Results of screening. (A) Enrichment of library pools. The activities are normalized relative to wild-type HRP. The first-generation epPCR and saturation mutagenesis libraries (10) (SI Text) (dashed red and orange, respectively) enrich to a level of ∼2 times the activity of the wild type after four sorting rounds. The second-generation low- and high-mutation rate libraries (solid blue and cyan, respectively) enrich to ∼8 times the wild type. The right panel shows a dot plot of the activities of the 50 unique first-generation (g1) mutants and 31 second-generation (g2) mutants.
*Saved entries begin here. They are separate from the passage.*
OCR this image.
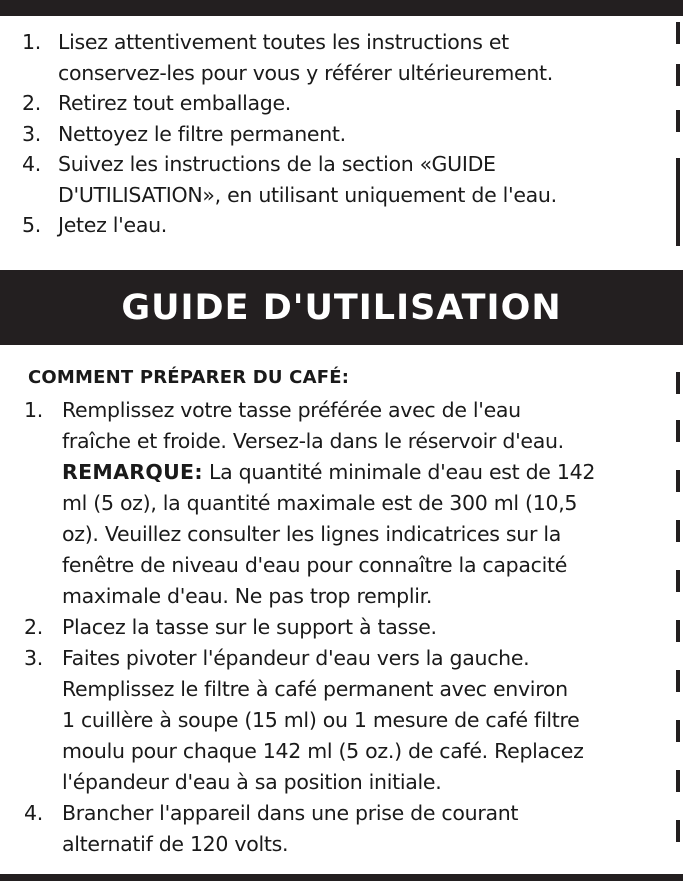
1. Lisez attentivement toutes les instructions et
conservez-les pour vous y référer ultérieurement.
2. Retirez tout emballage.
3. Nettoyez le filtre permanent.
4. Suivez les instructions de la section «GUIDE
D'UTILISATION», en utilisant uniquement de l'eau.
5. Jetez l'eau.
GUIDE D'UTILISATION
COMMENT PRÉPARER DU CAFÉ:
1. Remplissez votre tasse préférée avec de l'eau
fraîche et froide. Versez-la dans le réservoir d'eau.
REMARQUE: La quantité minimale d'eau est de 142
ml (5 oz), la quantité maximale est de 300 ml (10,5
oz). Veuillez consulter les lignes indicatrices sur la
fenêtre de niveau d'eau pour connaître la capacité
maximale d'eau. Ne pas trop remplir.
2. Placez la tasse sur le support à tasse.
3. Faites pivoter l'épandeur d'eau vers la gauche.
Remplissez le filtre à café permanent avec environ
1 cuillère à soupe (15 ml) ou 1 mesure de café filtre
moulu pour chaque 142 ml (5 oz.) de café. Replacez
l'épandeur d'eau à sa position initiale.
4. Brancher l'appareil dans une prise de courant
alternatif de 120 volts.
Red circles denote g1 mutants that were chosen as founders for g2, and blue circles denote g2 mutants that were chosen for detailed kinetic characterization. Amino acid substitutions and kinetics are detailed in the SI Text. (B) Schematic of the protein showing residues with substitutions only in the first or second generation shown in green or red, respectively. Yellow residues are inherited between rounds. Note the clusters of inherited residues around the two structural pink calcium ions and at the opening to the active site in front of the brown heme group. (C) Residues are color coded highlighting the frequency with which a substitution was found at that residue in the g2 mutants. The residues most frequently found mutated tend to cluster around the calcium ions and the opening to the active site; the site of substrate binding.